Oh, the smartphone. We rely on it so much these days, once we lose it, we are lost ourselves! A Harris Poll found that men are almost twice as likely to lose their phones than women. One explanation could be that men are more likely to carry their phones in their pockets than women – which makes it easier to lose them on public transport, Uber or taxis. For example, Chicago taxi drivers report 120.000 lost phones every year and Uber’s latest Lost & Found report discovered that in the US, phones are the most frequently left behind items in cars.
Is it under the couch?? It could most likely be in your hand. Remotes are so easily displaced, and it’s so inconvenient when you just wanna press play to keep watching your Netflix show. And it’s not just TV remotes. Think about Apple TV remotes. They are small, thin and dark coloured. Chipolo’s hack is to use a string to tie it to your couch. For which remote… that’s up to you.
I can’t find my glasses cause I can’t see my glasses! Blurred vision, confused whereabouts – if you’re all alone it can be such a pain to find them. But retracing your steps works most of the time. If you have prescription glasses, it’s always a good idea to have a spare for emergencies.

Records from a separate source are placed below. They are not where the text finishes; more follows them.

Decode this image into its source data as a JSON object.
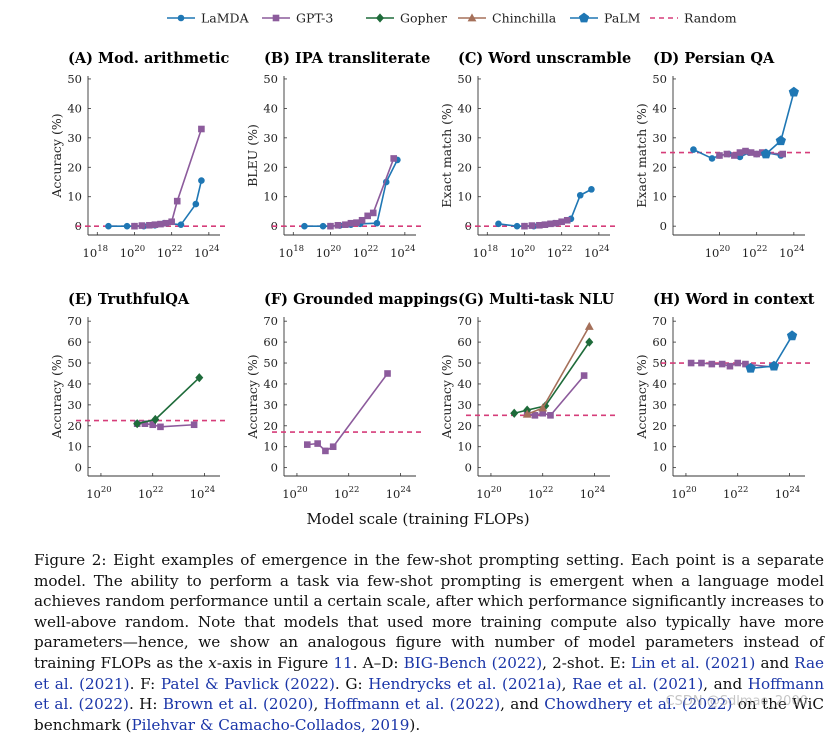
{
  "legend": [
    {
      "key": "LaMDA",
      "label": "LaMDA",
      "color": "#1f77b4",
      "marker": "circle"
    },
    {
      "key": "GPT3",
      "label": "GPT-3",
      "color": "#8c5b9c",
      "marker": "square"
    },
    {
      "key": "Gopher",
      "label": "Gopher",
      "color": "#1e6b3a",
      "marker": "diamond"
    },
    {
      "key": "Chinchilla",
      "label": "Chinchilla",
      "color": "#a5705a",
      "marker": "triangle"
    },
    {
      "key": "PaLM",
      "label": "PaLM",
      "color": "#1f77b4",
      "marker": "pentagon"
    },
    {
      "key": "Random",
      "label": "Random",
      "color": "#d63d7a",
      "marker": "dash"
    }
  ],
  "chart_data": [
    {
      "type": "line",
      "title": "(A) Mod. arithmetic",
      "ylabel": "Accuracy (%)",
      "xlim": [
        17.5,
        24.6
      ],
      "ylim": [
        -3,
        51
      ],
      "yticks": [
        0,
        10,
        20,
        30,
        40,
        50
      ],
      "xticks": [
        18,
        20,
        22,
        24
      ],
      "random": 0,
      "series": [
        {
          "name": "LaMDA",
          "x": [
            18.6,
            19.6,
            20.0,
            20.5,
            21.1,
            21.6,
            22.5,
            23.3,
            23.6
          ],
          "y": [
            0,
            0,
            0,
            0,
            0.3,
            1,
            0.5,
            7.5,
            15.5
          ]
        },
        {
          "name": "GPT-3",
          "x": [
            20.0,
            20.4,
            20.8,
            21.1,
            21.4,
            21.7,
            22.0,
            22.3,
            23.6
          ],
          "y": [
            0,
            0.2,
            0.3,
            0.5,
            0.7,
            1,
            1.5,
            8.5,
            33
          ]
        }
      ]
    },
    {
      "type": "line",
      "title": "(B) IPA transliterate",
      "ylabel": "BLEU (%)",
      "xlim": [
        17.5,
        24.6
      ],
      "ylim": [
        -3,
        51
      ],
      "yticks": [
        0,
        10,
        20,
        30,
        40,
        50
      ],
      "xticks": [
        18,
        20,
        22,
        24
      ],
      "random": 0,
      "series": [
        {
          "name": "LaMDA",
          "x": [
            18.6,
            19.6,
            20.0,
            20.5,
            21.1,
            21.6,
            22.5,
            23.0,
            23.6
          ],
          "y": [
            0,
            0,
            0,
            0.2,
            0.5,
            0.8,
            1,
            15,
            22.5
          ]
        },
        {
          "name": "GPT-3",
          "x": [
            20.0,
            20.4,
            20.8,
            21.1,
            21.4,
            21.7,
            22.0,
            22.3,
            23.4
          ],
          "y": [
            0,
            0.3,
            0.5,
            1,
            1.2,
            2,
            3.5,
            4.5,
            23
          ]
        }
      ]
    },
    {
      "type": "line",
      "title": "(C) Word unscramble",
      "ylabel": "Exact match (%)",
      "xlim": [
        17.5,
        24.6
      ],
      "ylim": [
        -3,
        51
      ],
      "yticks": [
        0,
        10,
        20,
        30,
        40,
        50
      ],
      "xticks": [
        18,
        20,
        22,
        24
      ],
      "random": 0,
      "series": [
        {
          "name": "LaMDA",
          "x": [
            18.6,
            19.6,
            20.0,
            20.5,
            21.1,
            21.6,
            22.0,
            22.5,
            23.0,
            23.6
          ],
          "y": [
            0.8,
            0,
            0,
            0,
            0.5,
            1,
            1.5,
            2.5,
            10.5,
            12.5
          ]
        },
        {
          "name": "GPT-3",
          "x": [
            20.0,
            20.4,
            20.8,
            21.1,
            21.4,
            21.7,
            22.0,
            22.3
          ],
          "y": [
            0,
            0.2,
            0.3,
            0.5,
            0.8,
            1,
            1.5,
            2
          ]
        }
      ]
    },
    {
      "type": "line",
      "title": "(D) Persian QA",
      "ylabel": "Exact match (%)",
      "xlim": [
        17.5,
        24.6
      ],
      "ylim": [
        -3,
        51
      ],
      "yticks": [
        0,
        10,
        20,
        30,
        40,
        50
      ],
      "xticks": [
        20,
        22,
        24
      ],
      "random": 25,
      "series": [
        {
          "name": "LaMDA",
          "x": [
            18.6,
            19.6,
            20.0,
            20.5,
            21.1,
            21.6,
            22.0,
            22.5,
            23.3
          ],
          "y": [
            26,
            23,
            24,
            24.5,
            23.5,
            25,
            24.5,
            25,
            24
          ]
        },
        {
          "name": "GPT-3",
          "x": [
            20.0,
            20.4,
            20.8,
            21.1,
            21.4,
            21.7,
            22.0,
            22.3,
            23.4
          ],
          "y": [
            24,
            24.5,
            24,
            25,
            25.5,
            25,
            24.5,
            25,
            24.5
          ]
        },
        {
          "name": "PaLM",
          "x": [
            22.5,
            23.3,
            24.0
          ],
          "y": [
            24.5,
            29,
            45.5
          ]
        }
      ]
    },
    {
      "type": "line",
      "title": "(E) TruthfulQA",
      "ylabel": "Accuracy (%)",
      "xlim": [
        19.5,
        24.6
      ],
      "ylim": [
        -4,
        72
      ],
      "yticks": [
        0,
        10,
        20,
        30,
        40,
        50,
        60,
        70
      ],
      "xticks": [
        20,
        22,
        24
      ],
      "random": 22.5,
      "series": [
        {
          "name": "GPT-3",
          "x": [
            21.4,
            21.7,
            22.0,
            22.3,
            23.6
          ],
          "y": [
            21,
            21,
            20.5,
            19.5,
            20.5
          ]
        },
        {
          "name": "Gopher",
          "x": [
            21.4,
            22.1,
            23.8
          ],
          "y": [
            21,
            23,
            43
          ]
        }
      ]
    },
    {
      "type": "line",
      "title": "(F) Grounded mappings",
      "ylabel": "Accuracy (%)",
      "xlim": [
        19.5,
        24.6
      ],
      "ylim": [
        -4,
        72
      ],
      "yticks": [
        0,
        10,
        20,
        30,
        40,
        50,
        60,
        70
      ],
      "xticks": [
        20,
        22,
        24
      ],
      "random": 17,
      "series": [
        {
          "name": "GPT-3",
          "x": [
            20.4,
            20.8,
            21.1,
            21.4,
            23.5
          ],
          "y": [
            11,
            11.5,
            8,
            10,
            45
          ]
        }
      ]
    },
    {
      "type": "line",
      "title": "(G) Multi-task NLU",
      "ylabel": "Accuracy (%)",
      "xlim": [
        19.5,
        24.6
      ],
      "ylim": [
        -4,
        72
      ],
      "yticks": [
        0,
        10,
        20,
        30,
        40,
        50,
        60,
        70
      ],
      "xticks": [
        20,
        22,
        24
      ],
      "random": 25,
      "series": [
        {
          "name": "GPT-3",
          "x": [
            21.4,
            21.7,
            22.0,
            22.3,
            23.6
          ],
          "y": [
            25.5,
            25,
            26,
            25,
            44
          ]
        },
        {
          "name": "Gopher",
          "x": [
            20.9,
            21.4,
            22.1,
            23.8
          ],
          "y": [
            26,
            27.5,
            29.5,
            60
          ]
        },
        {
          "name": "Chinchilla",
          "x": [
            21.4,
            22.0,
            23.8
          ],
          "y": [
            25.5,
            28.5,
            67.5
          ]
        }
      ]
    },
    {
      "type": "line",
      "title": "(H) Word in context",
      "ylabel": "Accuracy (%)",
      "xlim": [
        19.5,
        24.6
      ],
      "ylim": [
        -4,
        72
      ],
      "yticks": [
        0,
        10,
        20,
        30,
        40,
        50,
        60,
        70
      ],
      "xticks": [
        20,
        22,
        24
      ],
      "random": 50,
      "series": [
        {
          "name": "GPT-3",
          "x": [
            20.2,
            20.6,
            21.0,
            21.4,
            21.7,
            22.0,
            22.3,
            23.4
          ],
          "y": [
            50,
            50,
            49.5,
            49.5,
            48.5,
            50,
            49.5,
            48
          ]
        },
        {
          "name": "PaLM",
          "x": [
            22.5,
            23.4,
            24.1
          ],
          "y": [
            47.5,
            48.5,
            63
          ]
        }
      ]
    }
  ],
  "xlabel": "Model scale (training FLOPs)",
  "caption": [
    {
      "t": "Figure 2: Eight examples of emergence in the few-shot prompting setting. Each point is a separate model. The ability to perform a task via few-shot prompting is emergent when a language model achieves random performance until a certain scale, after which performance significantly increases to well-above random. Note that models that used more training compute also typically have more parameters—hence, we show an analogous figure with number of model parameters instead of training FLOPs as the "
    },
    {
      "t": "x",
      "i": true
    },
    {
      "t": "-axis in Figure "
    },
    {
      "t": "11",
      "c": true
    },
    {
      "t": ". A–D: "
    },
    {
      "t": "BIG-Bench (2022)",
      "c": true
    },
    {
      "t": ", 2-shot. E: "
    },
    {
      "t": "Lin et al. (2021)",
      "c": true
    },
    {
      "t": " and "
    },
    {
      "t": "Rae et al. (2021)",
      "c": true
    },
    {
      "t": ". F: "
    },
    {
      "t": "Patel & Pavlick (2022)",
      "c": true
    },
    {
      "t": ". G: "
    },
    {
      "t": "Hendrycks et al. (2021a)",
      "c": true
    },
    {
      "t": ", "
    },
    {
      "t": "Rae et al. (2021)",
      "c": true
    },
    {
      "t": ", and "
    },
    {
      "t": "Hoffmann et al. (2022)",
      "c": true
    },
    {
      "t": ". H: "
    },
    {
      "t": "Brown et al. (2020)",
      "c": true
    },
    {
      "t": ", "
    },
    {
      "t": "Hoffmann et al. (2022)",
      "c": true
    },
    {
      "t": ", and "
    },
    {
      "t": "Chowdhery et al. (2022)",
      "c": true
    },
    {
      "t": " on the WiC benchmark ("
    },
    {
      "t": "Pilehvar & Camacho-Collados, 2019",
      "c": true
    },
    {
      "t": ")."
    }
  ],
  "watermark": "CSDN @Sdlmao_2000"
}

More statistics and facts about lost & found items
Want to know more about how losing items affects our lives? Check out these global statistics:
- Most of us spend up to 2.5 days each year looking for lost items (PR Newswire)
- The average search time 10 minutes (Sigma Dos for IKEA)
- We spend almost 5,000 hours of our lives looking for things around the home (Sigma Dos for IKEA)
- The average person misplaces 9 things a day (Sumathi Reddy, Wall Street Journal)
- Approximately 90,000 to 100,000 items are left behind at checkpoints each month (Transportation Security Administration/TSA)
- The average person forks out around $6000 over their lifetime replacing stuff they’ve lost (My Nametags)
Losing an item is never fun, but finding it is always a relief. What a joy ride indeed! If you find an item that’s not yours, do take it to a police station. The unlucky person might manage to find their lost possession after all. What are the items you have lost most?